Опять — группа молодежи того времени, тридцатилетние: выпивают, закусывают, бабы, то-се. Опять же рассказ — от первого лица, и ты сразу чувствуешь себя персонажем этой истории. Вот у героя — очередная барышня, и он решил, что, пожалуй, он ее любит, а она, точно, любит его. Они, естественно, периодически спят друг с другом, и пора как-то решать судьбу. Он и раньше спал с барышнями, но, пожалуй, сейчас чувствует то, чего не ощущал раньше. Они приходят в новую компанию. Там знакомые и друзья, а есть совсем или еле-еле знакомые, как это всегда бывает. Герой пересекается взглядом с каким-то человеком, лицо ему кажется знакомым, но он никак не может вспомнить, кто это. Правда, человек этот смотрит на него очень внимательно и, пожалуй, неприязненно… Надо же вспомнить, кто он такой?! Ну забыл, не помню.

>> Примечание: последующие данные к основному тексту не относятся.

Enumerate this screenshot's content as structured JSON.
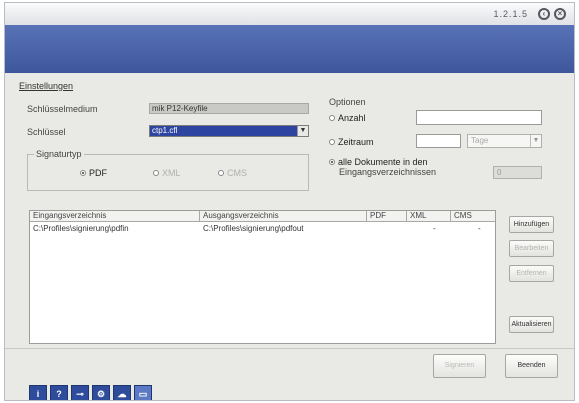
{
  "window": {
    "version": "1.2.1.5"
  },
  "settings": {
    "title": "Einstellungen",
    "key_medium_label": "Schlüsselmedium",
    "key_medium_value": "mik P12-Keyfile",
    "key_label": "Schlüssel",
    "key_value": "ctp1.cfl",
    "signature_type": {
      "title": "Signaturtyp",
      "options": [
        {
          "label": "PDF",
          "selected": true,
          "enabled": true
        },
        {
          "label": "XML",
          "selected": false,
          "enabled": false
        },
        {
          "label": "CMS",
          "selected": false,
          "enabled": false
        }
      ]
    }
  },
  "options": {
    "title": "Optionen",
    "count_label": "Anzahl",
    "time_label": "Zeitraum",
    "time_unit": "Tage",
    "all_docs_label_line1": "alle Dokumente in den",
    "all_docs_label_line2": "Eingangsverzeichnissen",
    "all_docs_value": "0",
    "selected_option": "all_docs"
  },
  "table": {
    "headers": [
      "Eingangsverzeichnis",
      "Ausgangsverzeichnis",
      "PDF",
      "XML",
      "CMS"
    ],
    "rows": [
      [
        "C:\\Profiles\\signierung\\pdfin",
        "C:\\Profiles\\signierung\\pdfout",
        "",
        "-",
        "-"
      ]
    ]
  },
  "side_buttons": {
    "add": "Hinzufügen",
    "edit": "Bearbeiten",
    "delete": "Entfernen",
    "refresh": "Aktualisieren"
  },
  "bottom_buttons": {
    "sign": "Signieren",
    "quit": "Beenden"
  },
  "toolbar": {
    "icons": [
      "info-icon",
      "help-icon",
      "key-icon",
      "settings-icon",
      "cloud-icon",
      "window-icon"
    ]
  },
  "colors": {
    "header_band": "#4a64aa",
    "selection": "#2d45a0",
    "window_bg": "#e9e9e6"
  }
}
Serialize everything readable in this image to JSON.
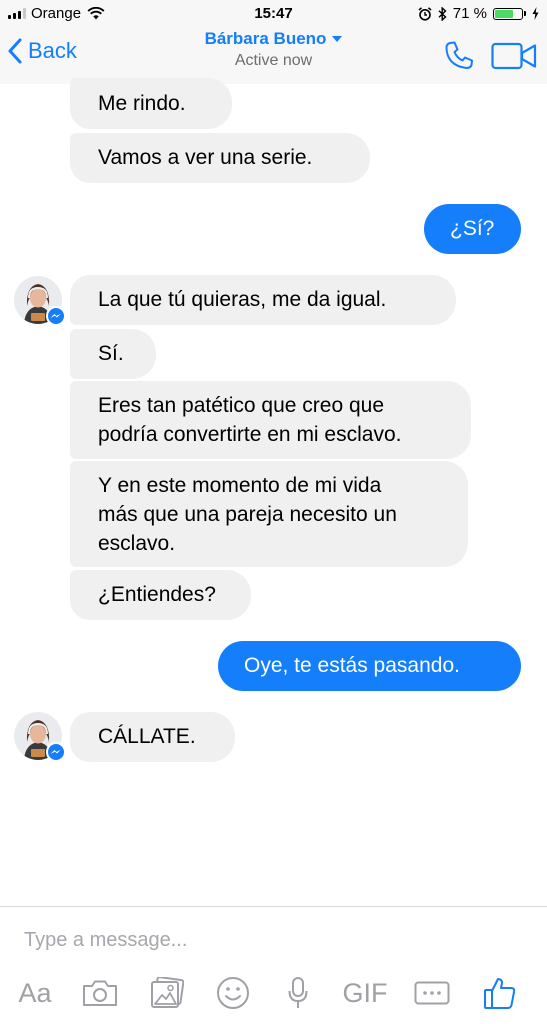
{
  "status_bar": {
    "carrier": "Orange",
    "time": "15:47",
    "battery_percent": "71 %",
    "battery_level": 0.71
  },
  "nav": {
    "back_label": "Back",
    "contact_name": "Bárbara Bueno",
    "contact_status": "Active now"
  },
  "messages": [
    {
      "from": "contact",
      "lines": [
        "Me rindo."
      ]
    },
    {
      "from": "contact",
      "lines": [
        "Vamos a ver una serie."
      ]
    },
    {
      "from": "me",
      "lines": [
        "¿Sí?"
      ]
    },
    {
      "from": "contact",
      "lines": [
        "La que tú quieras, me da igual."
      ]
    },
    {
      "from": "contact",
      "lines": [
        "Sí."
      ]
    },
    {
      "from": "contact",
      "lines": [
        "Eres tan patético que creo que",
        "podría convertirte en mi esclavo."
      ]
    },
    {
      "from": "contact",
      "lines": [
        "Y en este momento de mi vida",
        "más que una pareja necesito un",
        "esclavo."
      ]
    },
    {
      "from": "contact",
      "lines": [
        "¿Entiendes?"
      ]
    },
    {
      "from": "me",
      "lines": [
        "Oye, te estás pasando."
      ]
    },
    {
      "from": "contact",
      "lines": [
        "CÁLLATE."
      ]
    }
  ],
  "composer": {
    "placeholder": "Type a message...",
    "text_tool_label": "Aa",
    "gif_label": "GIF",
    "tools": [
      "text-format-icon",
      "camera-icon",
      "gallery-icon",
      "emoji-icon",
      "microphone-icon",
      "gif-icon",
      "more-icon",
      "like-icon"
    ]
  },
  "colors": {
    "accent": "#147efb",
    "incoming_bubble": "#f0f0f0",
    "outgoing_text": "#ffffff",
    "battery": "#4cd964",
    "icon_gray": "#a0a0a6"
  }
}
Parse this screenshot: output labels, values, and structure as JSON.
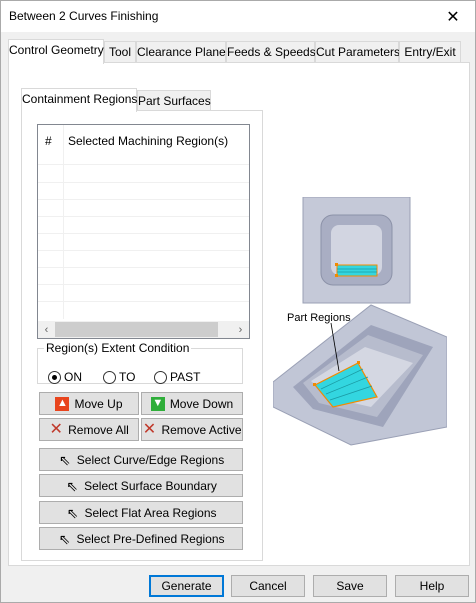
{
  "window": {
    "title": "Between 2 Curves Finishing",
    "close_glyph": "✕"
  },
  "tabs": [
    {
      "label": "Control Geometry",
      "active": true
    },
    {
      "label": "Tool",
      "active": false
    },
    {
      "label": "Clearance Plane",
      "active": false
    },
    {
      "label": "Feeds & Speeds",
      "active": false
    },
    {
      "label": "Cut Parameters",
      "active": false
    },
    {
      "label": "Entry/Exit",
      "active": false
    }
  ],
  "subtabs": [
    {
      "label": "Containment Regions",
      "active": true
    },
    {
      "label": "Part Surfaces",
      "active": false
    }
  ],
  "regions_list": {
    "columns": [
      "#",
      "Selected Machining Region(s)"
    ],
    "rows": [],
    "scroll_left_glyph": "‹",
    "scroll_right_glyph": "›"
  },
  "extent": {
    "legend": "Region(s) Extent Condition",
    "options": [
      {
        "label": "ON",
        "selected": true
      },
      {
        "label": "TO",
        "selected": false
      },
      {
        "label": "PAST",
        "selected": false
      }
    ]
  },
  "buttons": {
    "move_up": "Move Up",
    "move_down": "Move Down",
    "remove_all": "Remove All",
    "remove_active": "Remove Active",
    "select_curve_edge": "Select Curve/Edge Regions",
    "select_surface_boundary": "Select Surface Boundary",
    "select_flat_area": "Select Flat Area Regions",
    "select_predefined": "Select Pre-Defined Regions"
  },
  "preview": {
    "caption": "Part Regions"
  },
  "footer": {
    "generate": "Generate",
    "cancel": "Cancel",
    "save": "Save",
    "help": "Help"
  },
  "colors": {
    "accent": "#0078d7",
    "region_fill": "#33d6e0",
    "region_outline": "#f28a00",
    "part_body": "#b3b8cc"
  },
  "icons": {
    "move_up": "triangle-up-icon",
    "move_down": "triangle-down-icon",
    "remove": "x-icon",
    "select": "cursor-arrow-icon"
  }
}
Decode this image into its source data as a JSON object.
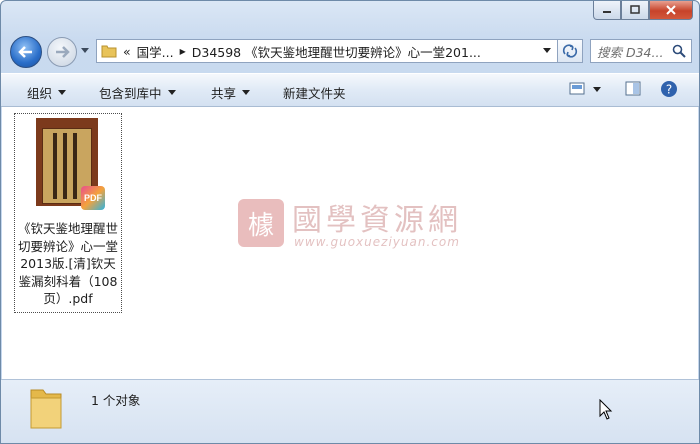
{
  "window": {
    "controls": {
      "minimize_icon": "minimize-icon",
      "maximize_icon": "maximize-icon",
      "close_icon": "close-icon"
    }
  },
  "address": {
    "overflow": "«",
    "crumbs": [
      "国学...",
      "D34598 《钦天鉴地理醒世切要辨论》心一堂201..."
    ]
  },
  "search": {
    "placeholder": "搜索 D34..."
  },
  "toolbar": {
    "organize": "组织",
    "include_library": "包含到库中",
    "share": "共享",
    "new_folder": "新建文件夹"
  },
  "files": [
    {
      "name": "《钦天鉴地理醒世切要辨论》心一堂2013版.[清]钦天鉴漏刻科着（108页）.pdf",
      "badge": "PDF"
    }
  ],
  "watermark": {
    "title": "國學資源網",
    "url": "www.guoxueziyuan.com",
    "seal": "㯫"
  },
  "status": {
    "count": "1 个对象"
  },
  "colors": {
    "accent": "#2a6ec9",
    "close": "#c7432a",
    "watermark": "#c98585"
  }
}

Герой не выдерживает, подходит к незнакомцу: “Вы так на меня смотрите, что я понимаю: мы с вами знакомы. Но я никак не могу вспомнить, кто вы такой. Мы действительно знакомы?” “Да, — так же неприязненно отвечает незнакомец, — мы с вами знакомы. Мы встречались такого-то года, месяца, числа, за день до моего ареста, в такой-то компании”. — “Да-да, может быть, но я не помню этого”. Я пересказываю своими словами, но за суть ручаюсь.

Вечеринка кончается, герой отправляется домой, по дороге думает про девушек, про то, что надо бы еще выпить. И неотвязная мысль: “Он так сказал это, как будто я в чем-то перед ним виноват. Но я ничего не сделал, уж я-то знаю”. Проходит день, два, три, и герой решает с незнакомцем все-таки поговорить, так дальше невозможно. Через знакомых находит его телефон и договаривается о встрече. Встречаются они в каком-то кафе, садятся друг против друга. Тот говорит: “А я знал, что вы мне позвоните, — и объясняет: — В той компании нас было четверо. Я там шутил, рассказывал анекдоты, высказывал то, чего говорить нельзя. На следующий день меня арестовали, и это сделали вы”. Герой в полной растерянности. “Да, это сделали вы. Я в этом уверен, потому что вторым человеком в этой компании была моя любимая женщина, которая не могла этого сделать, а третьим — мой друг, который сел вместе со мной. Это сделали вы... Я понимаю, что вы не примете моих обвинений. Но я сделаю все возможное, чтобы все знали: вы — стукач. Чтобы никто не посмел больше подавать вам руки и чтобы ни одна женщина не смела спать с вами”.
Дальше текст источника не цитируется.